MapR Technologies started out life as one of a few providers of a distribution of Hadoop. Since then, MapR has built an entire distributed computing framework on top of Hadoop. MapR this week extended that framework into the realm of storage.
Bill Peterson, senior director for industry solutions for MapR, says MapR-XD will make it simpler for organizations to weave a data fabric as an extension of a distributed MapR Converged Data Platform. That distributed storage software can be layered on top of any storage system to access everything from traditional files to containers being used to drive stateful-applications based on a microservices architecture.
MapR-XD, says Peterson, provides a single global namespace across trillions of files spanning exabytes of data. That capability will enable IT organizations to unify data management across both cloud and on-premises instances of MapR Converged Data Platform, says Peterson.
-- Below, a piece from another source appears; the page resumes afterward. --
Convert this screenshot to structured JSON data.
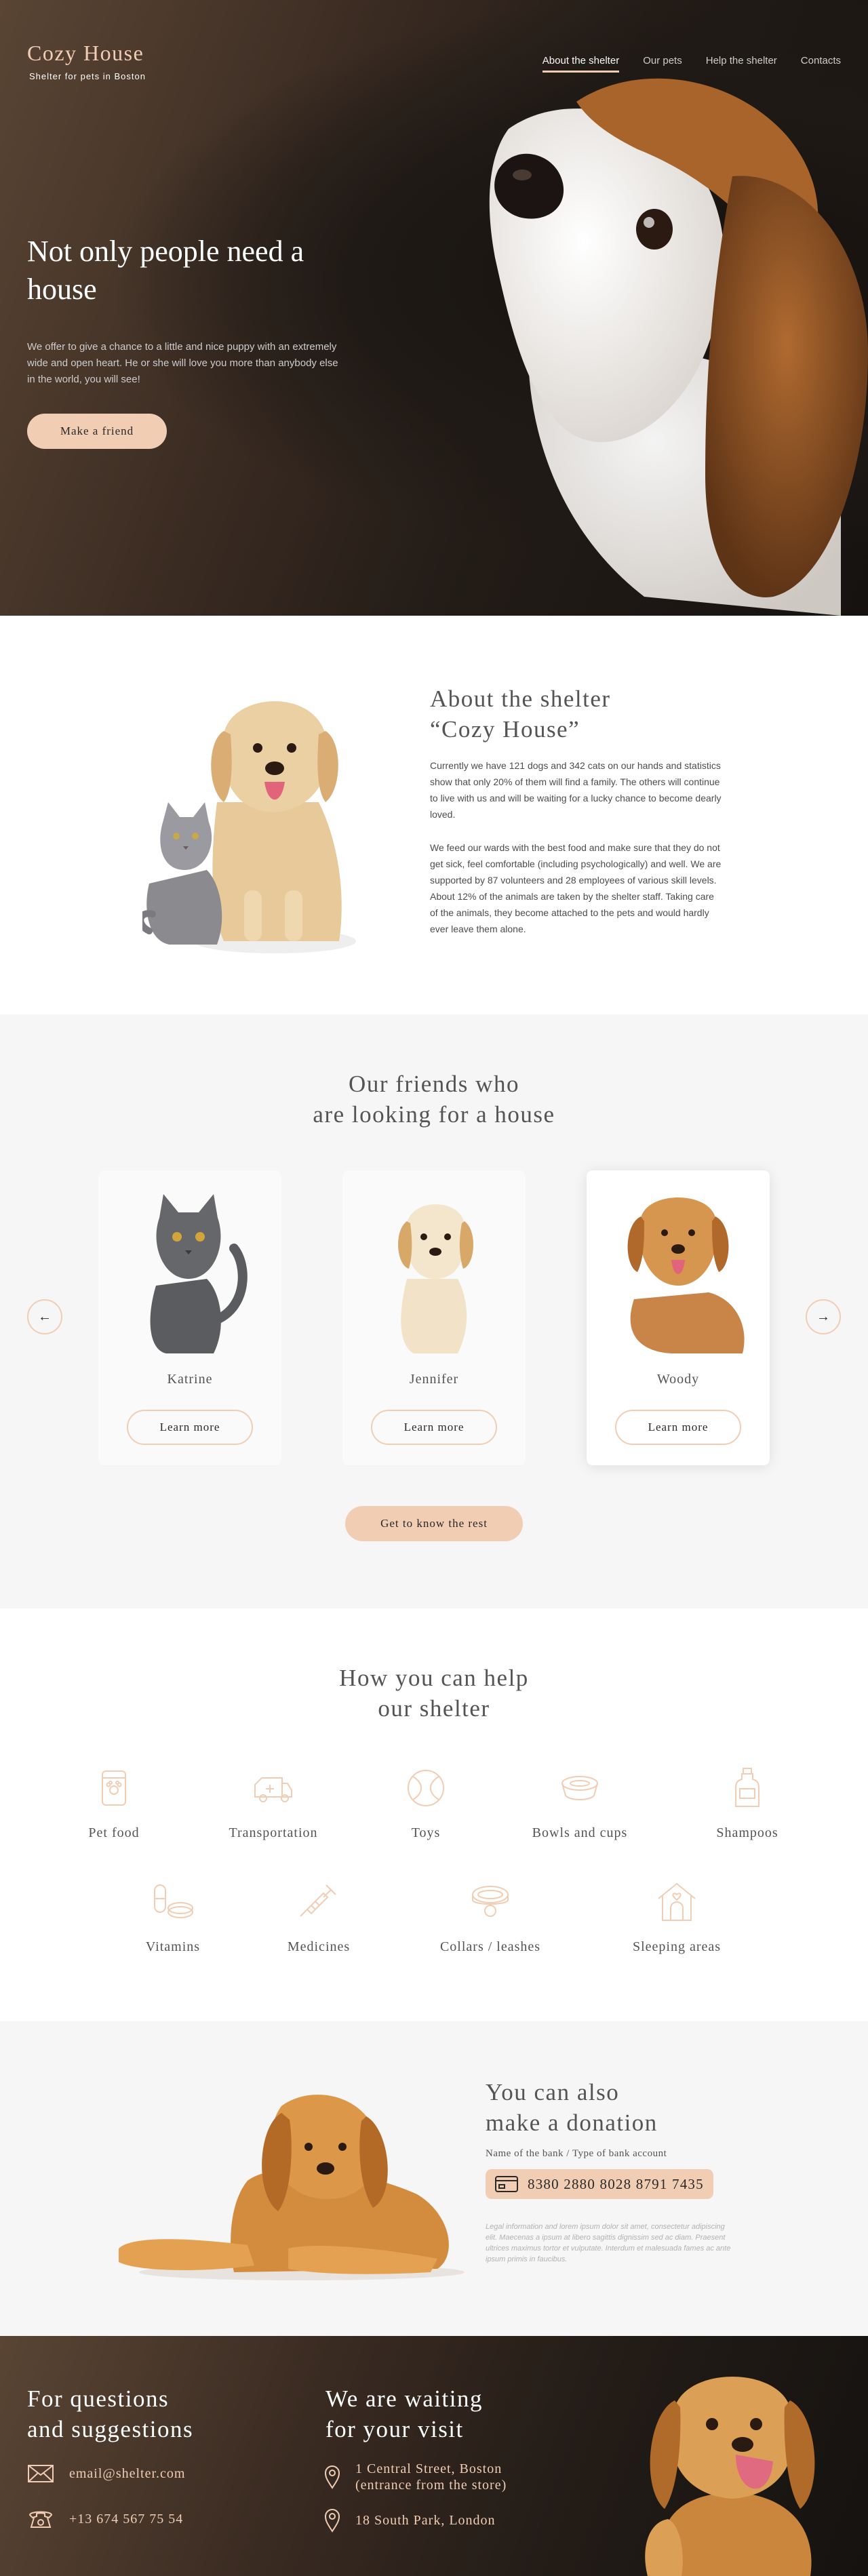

That approach, adds Peterson, also eliminates all the data protection and disaster recovery headaches IT organizations need to manage because data is now universally available across multiple distributed systems.
“There are no silos,” says Peterson. “MapR-XD is designed to be deployed next to the MapR Converged Data Platform.”
Interest in building Big Data lakes that function as the primary source of data for all applications is running high. But providing access to a single data lake often winds up having an adverse impact on I/O performance. Because of that issue, elements of Big Data lakes are being distributed across what might be viewed as ponds of Big Data. The challenge is that any change in one pond needs to be reflected across all the other ponds. Because of that, IT organizations need to rethink their approach to distributed storage before any data lake they create eventually turns into a data swamp that becomes impossible to navigate.